Over the same period, nonetheless, the retreat of rural poverty has been negligible in Latin America and the Caribbean: from 60 percent in 1980, down to 53 percent in 2010, as we learn from a joint study by ECLAC, FAO and the International Labour Organisation, entitled ‘Agricultural Boom and the Persistence of Rural Poverty in Latin America and the Caribbean’.

The fact that the greatest proportion of the region’s extremely poor lives in rural areas forces us to face two parallel but undeniable realities.

The first is that abundant harvests are no guarantee of food security, even for the people who live there. Second, big business is here to stay in agriculture and plays a strategic role in generating foreign reserves for developing countries and in supplying world markets.

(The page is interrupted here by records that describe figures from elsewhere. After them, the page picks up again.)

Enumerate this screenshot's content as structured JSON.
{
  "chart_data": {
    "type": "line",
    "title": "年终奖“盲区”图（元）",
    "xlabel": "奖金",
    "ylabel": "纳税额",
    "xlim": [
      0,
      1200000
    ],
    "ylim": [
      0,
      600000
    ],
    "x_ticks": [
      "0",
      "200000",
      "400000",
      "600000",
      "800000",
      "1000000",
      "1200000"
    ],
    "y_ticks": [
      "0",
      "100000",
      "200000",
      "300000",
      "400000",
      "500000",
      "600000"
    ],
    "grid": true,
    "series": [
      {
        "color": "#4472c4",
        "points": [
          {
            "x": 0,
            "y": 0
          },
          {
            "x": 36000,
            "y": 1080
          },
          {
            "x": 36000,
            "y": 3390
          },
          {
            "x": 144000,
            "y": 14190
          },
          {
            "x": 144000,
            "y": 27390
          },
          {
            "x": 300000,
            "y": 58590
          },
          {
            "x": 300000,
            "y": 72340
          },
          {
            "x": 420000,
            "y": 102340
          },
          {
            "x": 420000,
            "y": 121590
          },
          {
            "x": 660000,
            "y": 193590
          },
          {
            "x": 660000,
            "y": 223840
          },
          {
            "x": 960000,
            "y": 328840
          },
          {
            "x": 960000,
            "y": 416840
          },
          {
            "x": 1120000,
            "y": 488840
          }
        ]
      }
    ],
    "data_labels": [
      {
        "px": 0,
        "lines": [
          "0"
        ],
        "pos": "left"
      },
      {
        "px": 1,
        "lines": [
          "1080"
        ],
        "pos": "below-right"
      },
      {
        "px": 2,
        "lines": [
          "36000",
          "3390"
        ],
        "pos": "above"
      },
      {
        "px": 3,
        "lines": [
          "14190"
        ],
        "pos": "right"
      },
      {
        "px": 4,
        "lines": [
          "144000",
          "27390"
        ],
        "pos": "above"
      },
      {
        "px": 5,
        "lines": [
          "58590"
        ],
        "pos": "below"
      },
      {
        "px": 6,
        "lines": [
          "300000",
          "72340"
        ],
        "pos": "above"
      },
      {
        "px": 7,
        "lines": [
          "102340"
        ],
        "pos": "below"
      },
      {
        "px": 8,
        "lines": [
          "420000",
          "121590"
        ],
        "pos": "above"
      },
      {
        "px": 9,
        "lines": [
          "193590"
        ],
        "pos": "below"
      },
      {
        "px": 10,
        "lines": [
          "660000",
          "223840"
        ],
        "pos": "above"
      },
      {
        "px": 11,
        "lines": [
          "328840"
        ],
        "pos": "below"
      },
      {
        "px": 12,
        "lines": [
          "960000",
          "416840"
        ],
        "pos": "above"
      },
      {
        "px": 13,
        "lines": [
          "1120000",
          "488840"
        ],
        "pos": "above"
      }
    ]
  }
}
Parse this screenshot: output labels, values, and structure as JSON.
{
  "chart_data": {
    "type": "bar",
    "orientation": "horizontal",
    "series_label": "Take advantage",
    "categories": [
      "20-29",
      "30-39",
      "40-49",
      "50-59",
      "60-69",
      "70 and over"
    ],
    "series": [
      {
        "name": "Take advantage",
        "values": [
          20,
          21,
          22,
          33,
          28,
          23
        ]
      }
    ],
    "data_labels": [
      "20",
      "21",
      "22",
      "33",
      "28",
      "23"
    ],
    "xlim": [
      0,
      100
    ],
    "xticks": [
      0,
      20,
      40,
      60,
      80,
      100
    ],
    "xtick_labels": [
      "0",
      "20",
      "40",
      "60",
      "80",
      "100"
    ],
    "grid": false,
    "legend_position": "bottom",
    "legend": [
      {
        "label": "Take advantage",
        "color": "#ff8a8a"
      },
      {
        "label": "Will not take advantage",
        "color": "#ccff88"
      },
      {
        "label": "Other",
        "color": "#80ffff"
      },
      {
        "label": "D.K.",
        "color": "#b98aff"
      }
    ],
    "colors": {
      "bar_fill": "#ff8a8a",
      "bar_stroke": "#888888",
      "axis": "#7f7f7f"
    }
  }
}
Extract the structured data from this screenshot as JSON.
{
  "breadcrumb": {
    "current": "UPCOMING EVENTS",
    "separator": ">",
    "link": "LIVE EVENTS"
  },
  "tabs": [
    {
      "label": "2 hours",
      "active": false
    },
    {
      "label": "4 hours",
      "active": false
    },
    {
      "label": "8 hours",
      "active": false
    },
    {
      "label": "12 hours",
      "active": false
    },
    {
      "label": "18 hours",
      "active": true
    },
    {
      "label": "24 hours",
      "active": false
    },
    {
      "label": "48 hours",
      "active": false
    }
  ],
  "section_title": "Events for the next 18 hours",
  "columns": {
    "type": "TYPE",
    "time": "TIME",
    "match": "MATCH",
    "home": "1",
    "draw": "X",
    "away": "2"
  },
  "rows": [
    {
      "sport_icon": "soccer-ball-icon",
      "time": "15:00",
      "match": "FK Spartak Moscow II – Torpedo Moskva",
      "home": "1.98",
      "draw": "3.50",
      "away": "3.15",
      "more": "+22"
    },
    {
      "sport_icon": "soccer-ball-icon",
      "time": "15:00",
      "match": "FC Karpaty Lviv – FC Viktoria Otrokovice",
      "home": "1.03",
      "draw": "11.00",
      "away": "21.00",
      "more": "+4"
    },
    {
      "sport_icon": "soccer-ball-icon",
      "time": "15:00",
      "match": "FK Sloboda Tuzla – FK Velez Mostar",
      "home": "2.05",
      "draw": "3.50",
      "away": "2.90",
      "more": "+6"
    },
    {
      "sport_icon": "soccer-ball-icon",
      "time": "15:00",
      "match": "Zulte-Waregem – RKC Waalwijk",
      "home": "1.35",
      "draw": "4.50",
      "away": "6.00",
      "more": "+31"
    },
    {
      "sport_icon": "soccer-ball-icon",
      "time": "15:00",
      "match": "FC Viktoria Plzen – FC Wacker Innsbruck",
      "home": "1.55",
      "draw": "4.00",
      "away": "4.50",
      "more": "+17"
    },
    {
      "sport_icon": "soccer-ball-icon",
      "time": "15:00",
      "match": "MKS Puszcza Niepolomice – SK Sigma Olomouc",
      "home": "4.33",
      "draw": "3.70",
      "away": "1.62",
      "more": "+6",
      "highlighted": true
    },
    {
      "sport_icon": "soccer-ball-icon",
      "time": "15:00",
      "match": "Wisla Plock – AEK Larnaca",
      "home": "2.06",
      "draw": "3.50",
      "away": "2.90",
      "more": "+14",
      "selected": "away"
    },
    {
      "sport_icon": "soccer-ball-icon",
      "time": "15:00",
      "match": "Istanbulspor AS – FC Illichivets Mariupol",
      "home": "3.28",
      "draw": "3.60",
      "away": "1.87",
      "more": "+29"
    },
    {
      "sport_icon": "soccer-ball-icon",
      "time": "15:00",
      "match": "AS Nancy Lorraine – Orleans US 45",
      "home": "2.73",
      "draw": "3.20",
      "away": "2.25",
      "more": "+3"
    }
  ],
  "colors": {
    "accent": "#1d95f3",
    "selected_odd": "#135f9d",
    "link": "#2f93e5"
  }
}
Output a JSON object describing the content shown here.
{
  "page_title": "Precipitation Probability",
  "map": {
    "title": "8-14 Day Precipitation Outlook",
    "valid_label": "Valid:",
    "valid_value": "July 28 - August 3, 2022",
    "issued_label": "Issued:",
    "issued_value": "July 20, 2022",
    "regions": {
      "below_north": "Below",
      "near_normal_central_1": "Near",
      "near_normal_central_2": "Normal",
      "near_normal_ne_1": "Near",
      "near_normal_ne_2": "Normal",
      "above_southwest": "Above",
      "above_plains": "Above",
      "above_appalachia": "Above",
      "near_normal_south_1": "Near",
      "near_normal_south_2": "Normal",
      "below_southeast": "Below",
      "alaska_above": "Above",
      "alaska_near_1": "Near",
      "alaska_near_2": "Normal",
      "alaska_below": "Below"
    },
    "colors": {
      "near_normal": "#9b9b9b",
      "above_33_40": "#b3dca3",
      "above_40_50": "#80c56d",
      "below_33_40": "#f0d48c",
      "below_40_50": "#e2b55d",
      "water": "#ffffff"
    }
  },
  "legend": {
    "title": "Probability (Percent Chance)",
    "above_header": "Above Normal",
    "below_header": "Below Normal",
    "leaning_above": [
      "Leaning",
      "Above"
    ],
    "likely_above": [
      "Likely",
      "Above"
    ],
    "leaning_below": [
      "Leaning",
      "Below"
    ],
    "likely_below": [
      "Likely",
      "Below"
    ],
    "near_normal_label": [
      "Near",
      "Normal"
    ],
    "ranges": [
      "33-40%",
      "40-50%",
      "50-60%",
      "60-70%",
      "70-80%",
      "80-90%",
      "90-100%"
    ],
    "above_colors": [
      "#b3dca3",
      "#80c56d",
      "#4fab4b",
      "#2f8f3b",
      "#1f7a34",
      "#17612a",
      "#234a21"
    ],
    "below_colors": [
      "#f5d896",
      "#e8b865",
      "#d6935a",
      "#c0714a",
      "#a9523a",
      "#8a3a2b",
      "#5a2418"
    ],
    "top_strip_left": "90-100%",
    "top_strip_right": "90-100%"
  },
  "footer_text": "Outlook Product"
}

In Latin America and the Caribbean, we have learned once again that supply is not synonymous with access. Hunger can coexist perversely with plenty.

This paradox underlines the importance of consolidating a third dimension to harmonise the whole, namely the responsibility of public policies to consolidate workers’ rights in the countryside, eradicate precarious labour, respect tenure on small farms, make and foster investments for the food security of vulnerable people, topple gender barriers, support family farming, multiply small-scale farmer cooperatives and boost yields to generate surpluses, income and adequate supply for domestic markets.

The concentration of poverty and hunger in rural areas does not happen only in Latin America and the Caribbean, which is why the lessons of this experience apply far beyond the region. Worldwide, 900 million people are hungry and at least 70 percent of them live in rural areas.

The vulnerability of people whose livelihoods depend on the land is also greater. A third of the people in the world live on small farms less than 10 hectares in size, only two percent of which are technified and 70 percent of which depend exclusively on their own muscle-power for production. In the 21st century, 40 percent of humanity still depends on agriculture, the world’s biggest employer.

Latin America’s anti-hunger and anti-poverty agenda therefore echoes transcontinental deficiencies. The same can be said of the need for public policies to expand labour rights, investments and citizenship in rural areas. (END/COPYRIGHT IPS)

* Jose Graziano da Silva is the director-general of the United Nations Food and Agriculture Organization (FAO).